The production values, and recording equipment, are far below what a typical Western student can access - but this trailer alone has nearly 3m hits |
Nigeria's Nollywood has earned a reputation as artistically and commercially significant, now comes Uganda's Wakaliwood...
Consider the incredible kit and resources you can access as you read about Isaac Nabwana, shoestring film producer. Sample paragraphs below.

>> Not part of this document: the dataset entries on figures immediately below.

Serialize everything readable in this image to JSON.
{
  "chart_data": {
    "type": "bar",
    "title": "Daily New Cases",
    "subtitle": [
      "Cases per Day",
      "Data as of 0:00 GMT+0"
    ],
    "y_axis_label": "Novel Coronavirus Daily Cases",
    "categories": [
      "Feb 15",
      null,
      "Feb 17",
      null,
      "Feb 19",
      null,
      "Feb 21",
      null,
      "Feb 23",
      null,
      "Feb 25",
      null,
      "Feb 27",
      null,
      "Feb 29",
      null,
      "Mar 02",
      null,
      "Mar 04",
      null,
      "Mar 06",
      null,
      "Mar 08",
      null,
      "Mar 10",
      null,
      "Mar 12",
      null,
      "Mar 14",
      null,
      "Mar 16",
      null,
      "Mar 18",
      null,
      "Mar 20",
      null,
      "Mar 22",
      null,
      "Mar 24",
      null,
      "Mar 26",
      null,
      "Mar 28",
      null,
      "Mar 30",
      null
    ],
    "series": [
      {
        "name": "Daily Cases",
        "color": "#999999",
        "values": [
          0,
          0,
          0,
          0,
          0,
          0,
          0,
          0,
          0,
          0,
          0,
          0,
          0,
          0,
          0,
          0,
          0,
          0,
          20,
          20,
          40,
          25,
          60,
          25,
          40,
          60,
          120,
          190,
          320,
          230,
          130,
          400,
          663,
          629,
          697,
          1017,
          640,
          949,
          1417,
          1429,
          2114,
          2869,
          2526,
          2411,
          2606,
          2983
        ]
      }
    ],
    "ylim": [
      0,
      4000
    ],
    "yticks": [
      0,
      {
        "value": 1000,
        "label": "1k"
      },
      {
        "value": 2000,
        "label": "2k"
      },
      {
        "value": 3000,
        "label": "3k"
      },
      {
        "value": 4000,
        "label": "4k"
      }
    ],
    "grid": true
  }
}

See Quartz Africa's full article.
On the African continent and beyond, Nigerian movies have created the template for how to market and distribute African culture to the rest of the world via feature film. Nollywood has created huge stars over the last two decades. Many African countries have tried to come up with their version of Nollywood, itself a Nigerianization of Hollywood, but few countries have been able to register meaningful success. Nollywood’s success has been attributed to its inclination for telling African stories never before captured by western movies. This has kindled a cultural phenomenon across the continent, with Africans of all socio-economic status seeing themselves in one way or the other in the movies....Today, the Wakaliwood movies’ stunts and sound effects indeed look outdated and rudimentary compared with even the most basic made-for-TV movie in the US. But, Nollywood started 20 years from a similar basic point with its outlandish tales, poor narrative structure and weak production values, but today much of that has improved and it generates $600 million a year for Nigeria’s economy....The 42-year old Ugandan, a director at Ramon Film Productions, is synonymous with Wakaliwood, Uganda’s fledgling homegrown movie business. He has produced over 40 low-budget movies at a makeshift studio in the slums of Wakaliga in Kampala. With Who Killed Captain Alex (2010), an action film registering huge success on YouTube (thetrailer has over 2.6 million views), it could be just the start for Uganda’s keen movie fans. At the time he was just starting out in 2005, Nabwana never imagined that anyone beyond Wakaliga slum would watch his movies. But, YouTube has helped bring Wakaliwood to the world.
...“When I uploaded the movie on YouTube, people loved it. It was the first action movie made in Africa by Africans,” he says. “It cost less than $200 to produce the movie. We improvised a lot of the equipment we used. Moreover, no one was paid to take part in the movie.”